Dec 17, 2012
The need for a functional network of n/g CERTs in Europe by the end of 2012 was established in several EU documents (Digital Agenda for Europe/EU’s Internal Security Strategy/the CIIP Communication). The Status Report 2012 states that the key obstacle to cross-border cooperation and incident response is the diversity of capabilities across Member States. Some teams do not have an ‘adequate level of maturity’ compared with the teams in other Member States. Four baseline capabilities constitute the focus of the report:
Excerpts of key findings for n/g CERTs;
1. Mandate & strategy:
-Most n/g CERTs have a clear role and mandate, yet the details and form vary greatly across the EU.
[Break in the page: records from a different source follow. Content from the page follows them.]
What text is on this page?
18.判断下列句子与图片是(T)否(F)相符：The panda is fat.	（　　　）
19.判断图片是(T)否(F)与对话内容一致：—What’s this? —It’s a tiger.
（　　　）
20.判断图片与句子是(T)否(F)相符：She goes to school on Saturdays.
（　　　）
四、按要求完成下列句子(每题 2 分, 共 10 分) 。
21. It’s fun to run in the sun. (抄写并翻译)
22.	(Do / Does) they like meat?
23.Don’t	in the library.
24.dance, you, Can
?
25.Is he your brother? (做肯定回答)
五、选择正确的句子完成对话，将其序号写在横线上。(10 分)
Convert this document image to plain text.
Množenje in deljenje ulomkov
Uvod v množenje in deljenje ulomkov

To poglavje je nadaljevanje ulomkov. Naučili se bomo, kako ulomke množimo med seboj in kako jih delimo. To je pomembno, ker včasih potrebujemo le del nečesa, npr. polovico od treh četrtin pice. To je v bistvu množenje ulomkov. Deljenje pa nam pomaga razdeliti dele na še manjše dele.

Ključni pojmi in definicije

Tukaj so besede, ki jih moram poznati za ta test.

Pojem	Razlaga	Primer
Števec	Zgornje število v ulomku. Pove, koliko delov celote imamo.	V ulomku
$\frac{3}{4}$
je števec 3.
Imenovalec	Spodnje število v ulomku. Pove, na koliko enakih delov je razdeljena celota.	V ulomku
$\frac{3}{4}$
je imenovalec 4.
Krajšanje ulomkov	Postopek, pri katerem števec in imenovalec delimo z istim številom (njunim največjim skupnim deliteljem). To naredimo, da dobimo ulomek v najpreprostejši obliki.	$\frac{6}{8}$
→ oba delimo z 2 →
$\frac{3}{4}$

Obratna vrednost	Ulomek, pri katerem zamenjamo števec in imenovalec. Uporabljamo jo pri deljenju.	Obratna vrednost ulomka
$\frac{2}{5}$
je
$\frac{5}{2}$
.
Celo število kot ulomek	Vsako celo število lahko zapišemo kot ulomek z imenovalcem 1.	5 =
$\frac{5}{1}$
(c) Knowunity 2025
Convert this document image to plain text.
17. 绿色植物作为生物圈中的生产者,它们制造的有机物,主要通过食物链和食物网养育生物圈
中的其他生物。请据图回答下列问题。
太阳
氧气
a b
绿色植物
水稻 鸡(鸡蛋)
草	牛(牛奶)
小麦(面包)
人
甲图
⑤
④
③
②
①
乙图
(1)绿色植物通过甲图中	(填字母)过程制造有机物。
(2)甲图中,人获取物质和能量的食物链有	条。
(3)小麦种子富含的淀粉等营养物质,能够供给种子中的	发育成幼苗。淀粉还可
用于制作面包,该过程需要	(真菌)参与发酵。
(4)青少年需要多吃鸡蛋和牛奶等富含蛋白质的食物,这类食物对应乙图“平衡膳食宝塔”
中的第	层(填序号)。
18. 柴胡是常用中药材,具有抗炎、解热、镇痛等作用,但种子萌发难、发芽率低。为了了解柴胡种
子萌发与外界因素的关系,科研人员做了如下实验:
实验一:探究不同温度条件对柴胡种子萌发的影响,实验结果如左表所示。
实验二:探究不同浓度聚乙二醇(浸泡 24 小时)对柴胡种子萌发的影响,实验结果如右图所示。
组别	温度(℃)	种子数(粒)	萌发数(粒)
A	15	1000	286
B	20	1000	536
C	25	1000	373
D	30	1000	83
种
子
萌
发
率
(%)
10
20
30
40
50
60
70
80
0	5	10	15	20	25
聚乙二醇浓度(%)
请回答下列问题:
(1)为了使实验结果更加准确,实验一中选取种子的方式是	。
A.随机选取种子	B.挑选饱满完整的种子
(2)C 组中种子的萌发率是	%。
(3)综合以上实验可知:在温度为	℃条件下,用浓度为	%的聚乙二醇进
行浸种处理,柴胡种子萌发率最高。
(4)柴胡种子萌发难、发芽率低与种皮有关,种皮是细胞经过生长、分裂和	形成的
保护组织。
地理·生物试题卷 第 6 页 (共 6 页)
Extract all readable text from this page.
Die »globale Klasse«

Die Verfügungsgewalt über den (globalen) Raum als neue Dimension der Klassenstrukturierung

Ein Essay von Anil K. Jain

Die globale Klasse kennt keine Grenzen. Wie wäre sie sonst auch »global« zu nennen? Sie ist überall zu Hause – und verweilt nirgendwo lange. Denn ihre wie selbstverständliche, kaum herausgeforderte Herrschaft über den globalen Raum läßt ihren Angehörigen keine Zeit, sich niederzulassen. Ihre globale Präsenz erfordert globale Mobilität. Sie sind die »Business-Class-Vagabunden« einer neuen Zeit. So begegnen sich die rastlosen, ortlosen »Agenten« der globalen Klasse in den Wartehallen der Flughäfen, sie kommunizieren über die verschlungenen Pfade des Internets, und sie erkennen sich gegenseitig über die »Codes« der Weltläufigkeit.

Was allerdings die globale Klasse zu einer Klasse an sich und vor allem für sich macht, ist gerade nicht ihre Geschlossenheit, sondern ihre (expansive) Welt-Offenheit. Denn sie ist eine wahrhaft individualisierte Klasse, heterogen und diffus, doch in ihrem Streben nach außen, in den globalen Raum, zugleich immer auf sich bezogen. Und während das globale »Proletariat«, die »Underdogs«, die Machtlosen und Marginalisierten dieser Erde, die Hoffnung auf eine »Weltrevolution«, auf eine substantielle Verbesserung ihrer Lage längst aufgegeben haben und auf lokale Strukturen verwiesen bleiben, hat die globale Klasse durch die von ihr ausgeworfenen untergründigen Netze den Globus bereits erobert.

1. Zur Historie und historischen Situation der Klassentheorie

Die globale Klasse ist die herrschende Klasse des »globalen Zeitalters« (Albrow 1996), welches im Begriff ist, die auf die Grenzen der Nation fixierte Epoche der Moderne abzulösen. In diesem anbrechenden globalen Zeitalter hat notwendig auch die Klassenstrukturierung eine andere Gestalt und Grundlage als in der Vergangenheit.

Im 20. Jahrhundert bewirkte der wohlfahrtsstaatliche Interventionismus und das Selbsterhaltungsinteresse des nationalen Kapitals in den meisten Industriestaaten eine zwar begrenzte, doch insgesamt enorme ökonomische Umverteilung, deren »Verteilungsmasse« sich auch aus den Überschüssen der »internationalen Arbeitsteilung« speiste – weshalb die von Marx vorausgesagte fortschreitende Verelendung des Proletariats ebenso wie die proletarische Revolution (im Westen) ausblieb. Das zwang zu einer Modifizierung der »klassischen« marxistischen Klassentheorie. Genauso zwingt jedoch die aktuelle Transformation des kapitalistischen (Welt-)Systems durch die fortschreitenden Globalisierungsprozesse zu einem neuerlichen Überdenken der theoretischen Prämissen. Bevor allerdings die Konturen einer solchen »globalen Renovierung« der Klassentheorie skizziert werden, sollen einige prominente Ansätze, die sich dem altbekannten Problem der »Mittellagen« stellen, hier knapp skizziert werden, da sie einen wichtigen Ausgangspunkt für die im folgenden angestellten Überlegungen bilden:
-A great deal of work needs to be done regarding the proper inclusion of n/g CERTs in national cyber-security strategies; presently, less than 50% of the Member States have such strategies.
2. Service portfolio:
The scope of support depends on the type of constituent: key constituents (e.g. governmental bodies) receive the complete service portfolio. The valuable cyber security expertise of n/g CERTs is also highly sought by law enforcement agencies and other stakeholders.
3. Operational capability:
More than 80% employ 6–8 full-time staff, which is the minimum level necessary for acceptable services. However, in smaller teams, staff have multiple roles, which is a barrier to specialisation. In particular, n/g CERTs report difficulties in hiring digital forensics and reverse engineering specialists.
4. Cooperation capability:
As large-scale cyber-incidents necessitates both national and international management, n/g CERTs are well anchored in international structures like (FIRST, TF-CSIRT, EGC, Trusted Introducer, APWG or ENISA workshops).
The Executive Director of ENISA, Professor Udo Helmbrecht, stated; “These two reports show that while great progress has been made in Europe recently, more work is necessary to bridge the different maturity levels of CERTs. The identified challenges: questions of clarity of governmental CERT roles and responsibilities, lack of funding and missing resources such as highly specialised IT, legal, and PR experts must be addressed. These challenges need to be resolved by many parties: legislators, CERT teams, cooperation partners and international organisations.”